El fuego destruyó la casa de madera. En un rincón entre las cenizas la joven encontró una fotografía descolorida de una mujer joven con una niña. El fuego había consumido la mitad del retrato. El cine adora escenas como esta.
Algunas películas intentan forzar la lágrima con primeros planos de retratos fotográficos dentro del caos y la destrucción. Frente a los primeros planos, los contraplanos de los personajes más cansados de la vida que tristes por lo perdido.
Esas fotografías son, por fuerza, pequeñas y sin marcos aparatosos. Al ser pequeñas, la película resalta la idea de que el personaje quiere atrapar el recuerdo. Para los personajes, los retratos son contenedores de tiempos felices.
En la trinchera, el soldado contempla —quizá por última vez— el retrato de una joven esposa. El pistolero taciturno abre un reloj de bolsillo que contiene la imagen de una dama mirando a la izquierda. (Siempre a la izquierda: esta dirección parece apuntar al pasado). En un salón de té, una señora de gesto agrio oculta en el broche el retrato de un aventurero. (Esto lo sabremos luego, en la intimidad de su alcoba de soltera). Una instantánea Polaroid recuerda al inspector de homicidios alcohólico que una vez tuvo esposa e hijos.
El público que conserva recuerdos analógicos reconoce la melancolía que invade a los personajes de ficción ante las fotografías ajadas por el tiempo, el manoseo o el fuego. Llega un momento en el que la memoria falla y para esos personajes un retrato es quizá la única prueba de que antes las cosas eran de otra manera.

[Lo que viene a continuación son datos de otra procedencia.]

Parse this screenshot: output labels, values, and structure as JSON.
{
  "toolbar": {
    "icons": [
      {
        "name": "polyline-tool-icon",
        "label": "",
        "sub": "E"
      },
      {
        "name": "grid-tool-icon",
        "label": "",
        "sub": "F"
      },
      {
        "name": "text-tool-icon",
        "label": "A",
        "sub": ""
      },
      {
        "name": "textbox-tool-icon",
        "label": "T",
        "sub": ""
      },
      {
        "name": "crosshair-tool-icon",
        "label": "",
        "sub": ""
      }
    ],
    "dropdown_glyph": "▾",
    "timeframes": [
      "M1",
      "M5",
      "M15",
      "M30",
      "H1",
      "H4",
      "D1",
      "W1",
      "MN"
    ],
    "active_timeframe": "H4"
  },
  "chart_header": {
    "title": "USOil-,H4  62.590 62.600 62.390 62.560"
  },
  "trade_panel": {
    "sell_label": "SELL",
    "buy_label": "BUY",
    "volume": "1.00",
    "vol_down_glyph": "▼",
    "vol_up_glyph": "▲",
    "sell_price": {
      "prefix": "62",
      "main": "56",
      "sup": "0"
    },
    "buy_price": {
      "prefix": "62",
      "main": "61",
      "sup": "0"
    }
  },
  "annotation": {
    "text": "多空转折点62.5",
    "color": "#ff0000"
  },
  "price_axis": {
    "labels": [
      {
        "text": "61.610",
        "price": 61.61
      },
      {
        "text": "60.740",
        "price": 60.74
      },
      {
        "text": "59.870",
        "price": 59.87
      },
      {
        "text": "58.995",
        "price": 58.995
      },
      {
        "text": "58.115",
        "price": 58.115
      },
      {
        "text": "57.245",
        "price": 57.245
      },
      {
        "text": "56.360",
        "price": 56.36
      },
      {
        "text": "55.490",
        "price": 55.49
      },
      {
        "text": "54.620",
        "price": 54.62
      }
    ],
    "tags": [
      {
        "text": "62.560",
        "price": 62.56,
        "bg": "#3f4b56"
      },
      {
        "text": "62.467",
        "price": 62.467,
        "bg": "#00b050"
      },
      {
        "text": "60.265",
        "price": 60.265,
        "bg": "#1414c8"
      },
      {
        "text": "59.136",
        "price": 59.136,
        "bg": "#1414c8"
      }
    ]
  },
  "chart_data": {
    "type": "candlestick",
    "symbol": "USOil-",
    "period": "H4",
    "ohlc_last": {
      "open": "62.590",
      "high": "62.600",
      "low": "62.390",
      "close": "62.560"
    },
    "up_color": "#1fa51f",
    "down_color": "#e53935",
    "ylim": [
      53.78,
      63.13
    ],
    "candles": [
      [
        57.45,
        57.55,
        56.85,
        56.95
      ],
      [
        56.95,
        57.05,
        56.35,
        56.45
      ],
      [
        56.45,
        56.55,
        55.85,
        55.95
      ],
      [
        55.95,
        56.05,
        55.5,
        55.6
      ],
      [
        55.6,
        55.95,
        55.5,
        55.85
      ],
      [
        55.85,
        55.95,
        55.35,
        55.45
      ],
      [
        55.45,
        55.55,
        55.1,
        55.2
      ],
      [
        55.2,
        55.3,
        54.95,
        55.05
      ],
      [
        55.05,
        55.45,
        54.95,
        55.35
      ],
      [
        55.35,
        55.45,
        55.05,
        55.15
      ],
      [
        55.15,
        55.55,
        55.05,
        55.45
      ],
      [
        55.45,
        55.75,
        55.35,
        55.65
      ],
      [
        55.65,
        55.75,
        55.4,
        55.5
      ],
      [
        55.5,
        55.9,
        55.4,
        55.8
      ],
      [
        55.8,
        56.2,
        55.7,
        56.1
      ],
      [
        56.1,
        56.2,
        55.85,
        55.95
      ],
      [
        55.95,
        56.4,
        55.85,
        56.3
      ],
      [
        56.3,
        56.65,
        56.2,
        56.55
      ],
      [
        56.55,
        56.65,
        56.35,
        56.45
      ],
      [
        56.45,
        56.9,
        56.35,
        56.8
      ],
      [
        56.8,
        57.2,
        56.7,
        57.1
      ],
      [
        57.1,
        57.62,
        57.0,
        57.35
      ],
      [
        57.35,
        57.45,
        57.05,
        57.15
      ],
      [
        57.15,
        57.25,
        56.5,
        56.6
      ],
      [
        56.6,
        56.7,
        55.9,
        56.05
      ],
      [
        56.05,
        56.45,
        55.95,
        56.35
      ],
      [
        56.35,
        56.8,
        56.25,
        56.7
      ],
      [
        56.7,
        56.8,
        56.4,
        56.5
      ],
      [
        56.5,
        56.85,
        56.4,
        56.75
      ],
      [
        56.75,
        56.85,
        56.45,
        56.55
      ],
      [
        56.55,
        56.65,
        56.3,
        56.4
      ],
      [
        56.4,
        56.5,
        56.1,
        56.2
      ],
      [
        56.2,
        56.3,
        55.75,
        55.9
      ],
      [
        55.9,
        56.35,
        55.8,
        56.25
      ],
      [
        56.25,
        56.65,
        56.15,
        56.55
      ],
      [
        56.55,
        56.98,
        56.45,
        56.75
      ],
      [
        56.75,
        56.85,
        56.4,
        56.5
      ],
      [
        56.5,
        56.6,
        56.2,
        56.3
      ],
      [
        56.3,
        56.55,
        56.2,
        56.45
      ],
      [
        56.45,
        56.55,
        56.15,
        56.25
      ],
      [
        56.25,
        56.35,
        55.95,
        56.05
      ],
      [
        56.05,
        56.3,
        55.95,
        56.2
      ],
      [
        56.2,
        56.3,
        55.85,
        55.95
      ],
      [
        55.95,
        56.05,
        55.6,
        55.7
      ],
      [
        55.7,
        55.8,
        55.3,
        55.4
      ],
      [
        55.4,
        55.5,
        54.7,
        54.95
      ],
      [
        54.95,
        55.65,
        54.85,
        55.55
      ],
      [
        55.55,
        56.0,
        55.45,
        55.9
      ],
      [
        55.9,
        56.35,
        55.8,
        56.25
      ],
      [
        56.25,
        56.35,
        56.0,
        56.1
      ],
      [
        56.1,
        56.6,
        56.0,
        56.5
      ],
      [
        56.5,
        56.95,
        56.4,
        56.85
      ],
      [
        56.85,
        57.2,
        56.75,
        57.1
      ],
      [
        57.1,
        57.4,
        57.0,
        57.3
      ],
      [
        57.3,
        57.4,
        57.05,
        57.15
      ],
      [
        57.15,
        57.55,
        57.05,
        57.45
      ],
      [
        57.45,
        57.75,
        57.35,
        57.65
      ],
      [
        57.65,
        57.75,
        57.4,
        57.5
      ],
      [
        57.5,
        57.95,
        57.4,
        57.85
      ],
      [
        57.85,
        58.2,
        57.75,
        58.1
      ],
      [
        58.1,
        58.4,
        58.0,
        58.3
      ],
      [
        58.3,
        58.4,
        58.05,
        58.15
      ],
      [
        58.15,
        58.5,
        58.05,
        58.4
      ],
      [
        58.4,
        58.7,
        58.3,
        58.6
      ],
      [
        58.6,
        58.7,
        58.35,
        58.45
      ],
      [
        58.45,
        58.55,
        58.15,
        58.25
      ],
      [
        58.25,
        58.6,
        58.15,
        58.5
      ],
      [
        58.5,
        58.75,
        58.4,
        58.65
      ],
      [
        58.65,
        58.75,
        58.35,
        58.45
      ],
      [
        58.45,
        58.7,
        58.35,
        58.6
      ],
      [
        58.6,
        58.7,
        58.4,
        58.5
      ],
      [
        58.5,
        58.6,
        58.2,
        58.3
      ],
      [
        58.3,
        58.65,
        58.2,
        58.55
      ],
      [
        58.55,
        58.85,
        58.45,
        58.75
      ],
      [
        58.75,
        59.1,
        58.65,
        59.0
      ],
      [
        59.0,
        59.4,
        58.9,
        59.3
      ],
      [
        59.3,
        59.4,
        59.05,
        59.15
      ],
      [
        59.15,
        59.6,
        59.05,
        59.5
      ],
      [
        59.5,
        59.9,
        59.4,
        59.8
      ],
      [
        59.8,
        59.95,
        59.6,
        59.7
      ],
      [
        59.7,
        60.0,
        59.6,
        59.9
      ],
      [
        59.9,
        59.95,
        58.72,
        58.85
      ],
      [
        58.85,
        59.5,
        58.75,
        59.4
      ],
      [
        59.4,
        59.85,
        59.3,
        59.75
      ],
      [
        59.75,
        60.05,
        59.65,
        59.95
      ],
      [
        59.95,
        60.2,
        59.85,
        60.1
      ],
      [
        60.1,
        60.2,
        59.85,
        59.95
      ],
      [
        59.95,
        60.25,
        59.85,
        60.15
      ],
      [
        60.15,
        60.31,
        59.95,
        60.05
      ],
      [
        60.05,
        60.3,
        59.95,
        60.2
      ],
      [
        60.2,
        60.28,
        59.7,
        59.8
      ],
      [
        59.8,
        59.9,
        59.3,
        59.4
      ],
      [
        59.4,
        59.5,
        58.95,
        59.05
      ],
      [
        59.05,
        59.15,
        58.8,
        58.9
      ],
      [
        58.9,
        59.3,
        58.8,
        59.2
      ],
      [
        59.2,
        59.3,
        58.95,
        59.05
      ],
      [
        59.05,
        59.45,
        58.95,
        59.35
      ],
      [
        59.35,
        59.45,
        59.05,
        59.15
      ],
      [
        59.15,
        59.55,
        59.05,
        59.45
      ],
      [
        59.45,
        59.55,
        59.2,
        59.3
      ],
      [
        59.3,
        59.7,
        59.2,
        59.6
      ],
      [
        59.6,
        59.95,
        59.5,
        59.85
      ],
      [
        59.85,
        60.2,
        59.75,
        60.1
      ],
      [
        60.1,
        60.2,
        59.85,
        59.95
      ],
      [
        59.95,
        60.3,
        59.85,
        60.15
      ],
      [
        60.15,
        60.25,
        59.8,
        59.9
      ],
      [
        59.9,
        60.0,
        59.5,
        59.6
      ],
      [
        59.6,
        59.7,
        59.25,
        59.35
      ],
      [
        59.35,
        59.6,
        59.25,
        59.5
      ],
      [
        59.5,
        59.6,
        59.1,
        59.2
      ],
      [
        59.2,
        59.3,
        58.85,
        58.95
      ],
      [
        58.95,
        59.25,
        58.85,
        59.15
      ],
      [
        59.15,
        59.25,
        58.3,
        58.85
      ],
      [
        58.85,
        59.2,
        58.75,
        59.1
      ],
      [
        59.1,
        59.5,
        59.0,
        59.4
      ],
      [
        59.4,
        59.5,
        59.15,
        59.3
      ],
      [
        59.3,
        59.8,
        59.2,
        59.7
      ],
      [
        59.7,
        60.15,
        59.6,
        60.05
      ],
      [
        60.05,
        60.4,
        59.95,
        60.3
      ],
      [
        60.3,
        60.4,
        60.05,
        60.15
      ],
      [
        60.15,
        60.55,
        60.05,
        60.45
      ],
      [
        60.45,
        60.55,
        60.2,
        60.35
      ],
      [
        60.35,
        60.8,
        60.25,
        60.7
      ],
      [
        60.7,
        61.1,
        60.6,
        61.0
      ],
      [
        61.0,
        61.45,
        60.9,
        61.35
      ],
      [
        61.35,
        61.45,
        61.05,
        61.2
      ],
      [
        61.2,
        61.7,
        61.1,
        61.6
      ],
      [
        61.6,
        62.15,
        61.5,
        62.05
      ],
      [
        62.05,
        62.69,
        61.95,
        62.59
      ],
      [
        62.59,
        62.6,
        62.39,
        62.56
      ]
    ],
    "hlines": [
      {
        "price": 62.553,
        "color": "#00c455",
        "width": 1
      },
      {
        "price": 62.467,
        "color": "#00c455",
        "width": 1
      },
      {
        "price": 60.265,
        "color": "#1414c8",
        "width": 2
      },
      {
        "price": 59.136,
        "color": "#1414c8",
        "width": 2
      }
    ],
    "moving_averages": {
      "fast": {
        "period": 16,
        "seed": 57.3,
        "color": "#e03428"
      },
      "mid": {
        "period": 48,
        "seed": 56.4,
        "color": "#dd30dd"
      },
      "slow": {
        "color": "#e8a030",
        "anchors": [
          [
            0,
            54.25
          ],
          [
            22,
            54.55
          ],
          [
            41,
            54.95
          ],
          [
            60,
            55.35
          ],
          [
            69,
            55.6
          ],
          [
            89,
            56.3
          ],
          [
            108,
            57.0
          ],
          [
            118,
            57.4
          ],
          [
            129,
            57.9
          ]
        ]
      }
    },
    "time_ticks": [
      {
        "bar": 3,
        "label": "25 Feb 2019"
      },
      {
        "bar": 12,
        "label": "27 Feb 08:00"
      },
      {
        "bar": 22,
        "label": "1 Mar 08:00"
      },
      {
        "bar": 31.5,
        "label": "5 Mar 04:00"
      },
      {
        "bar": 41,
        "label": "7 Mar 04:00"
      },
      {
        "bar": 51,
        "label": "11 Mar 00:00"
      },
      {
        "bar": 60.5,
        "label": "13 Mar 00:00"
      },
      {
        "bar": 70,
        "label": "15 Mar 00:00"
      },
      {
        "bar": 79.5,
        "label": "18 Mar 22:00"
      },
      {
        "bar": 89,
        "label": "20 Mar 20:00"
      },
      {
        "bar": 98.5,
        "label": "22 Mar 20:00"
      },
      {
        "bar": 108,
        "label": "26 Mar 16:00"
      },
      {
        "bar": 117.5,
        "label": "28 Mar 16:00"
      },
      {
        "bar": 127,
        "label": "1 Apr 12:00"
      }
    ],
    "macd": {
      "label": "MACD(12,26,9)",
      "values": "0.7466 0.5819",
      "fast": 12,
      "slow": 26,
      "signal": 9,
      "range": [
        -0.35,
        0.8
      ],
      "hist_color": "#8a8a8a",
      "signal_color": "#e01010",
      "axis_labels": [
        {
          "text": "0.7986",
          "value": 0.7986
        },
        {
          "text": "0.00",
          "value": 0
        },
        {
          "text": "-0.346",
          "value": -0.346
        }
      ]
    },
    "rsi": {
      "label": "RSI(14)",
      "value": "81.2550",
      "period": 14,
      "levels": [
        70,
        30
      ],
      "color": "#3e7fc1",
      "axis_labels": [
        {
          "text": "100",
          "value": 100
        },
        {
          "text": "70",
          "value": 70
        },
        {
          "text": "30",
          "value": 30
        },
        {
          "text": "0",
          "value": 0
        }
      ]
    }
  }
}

Cabe preguntarse si en el siglo XXI ha decrecido el apego a los retratos de personas. Vivimos un tiempo de involuntaria acumulación de imágenes digitales. Imágenes en las que apenas reparamos un par de segundos. Llegan al correo electrónico o la mensajería instantánea imágenes que los aparatos y las aplicaciones archivan de manera automática.
Estas aplicaciones, pasado un tiempo, envían notificaciones al móvil así: «Recuerda un día como hoy…».
En los recuerdos hay fotografías de helados, pies, gatos, monumentos, memes, sobrinos, mamá echándose la siesta, Halloween, chapuzones, gente desconocida. Imágenes que permanecen hasta que llega un aviso de límite excedido obligando a borrar unas cuantas. (La borrosa no, esa no, que recuerda cuando estuviste allí).
Nuestros padres, abuelos y quienes los precedieron consideraban las fotografías como tesoros por la escasez.
El correo electrónico, las redes sociales, los móviles crean una sensación de omnipresencia de los demás a través de sus imágenes. Ya no vale decir que una imagen vale más que mil palabras. Mil imágenes no pueden sustituir a un puñado de palabras: «¿Qué me cuentas?», dice un amigo a otro, porque las imágenes en las redes a las que ha dado «me gusta» no cuentan verdades.
Las imágenes ya no contienen una verdad absoluta del tipo «aquella persona fue real» y lo que sucedió con ella. Como ocurre con lo que se da en exceso, han perdido la magia. Los amantes modernos no necesitan concentrarse en una fotografía borrosa. Ninguna fotografía puede atrapar el alma, sino que un simulacro del alma de cada persona está desperdigado entre mil y un retratos.
Pero la verdadera cuestión no es la poca o nula importancia que demos a las imágenes de las personas queridas, sino si es un síntoma de desafecto hacia esas personas.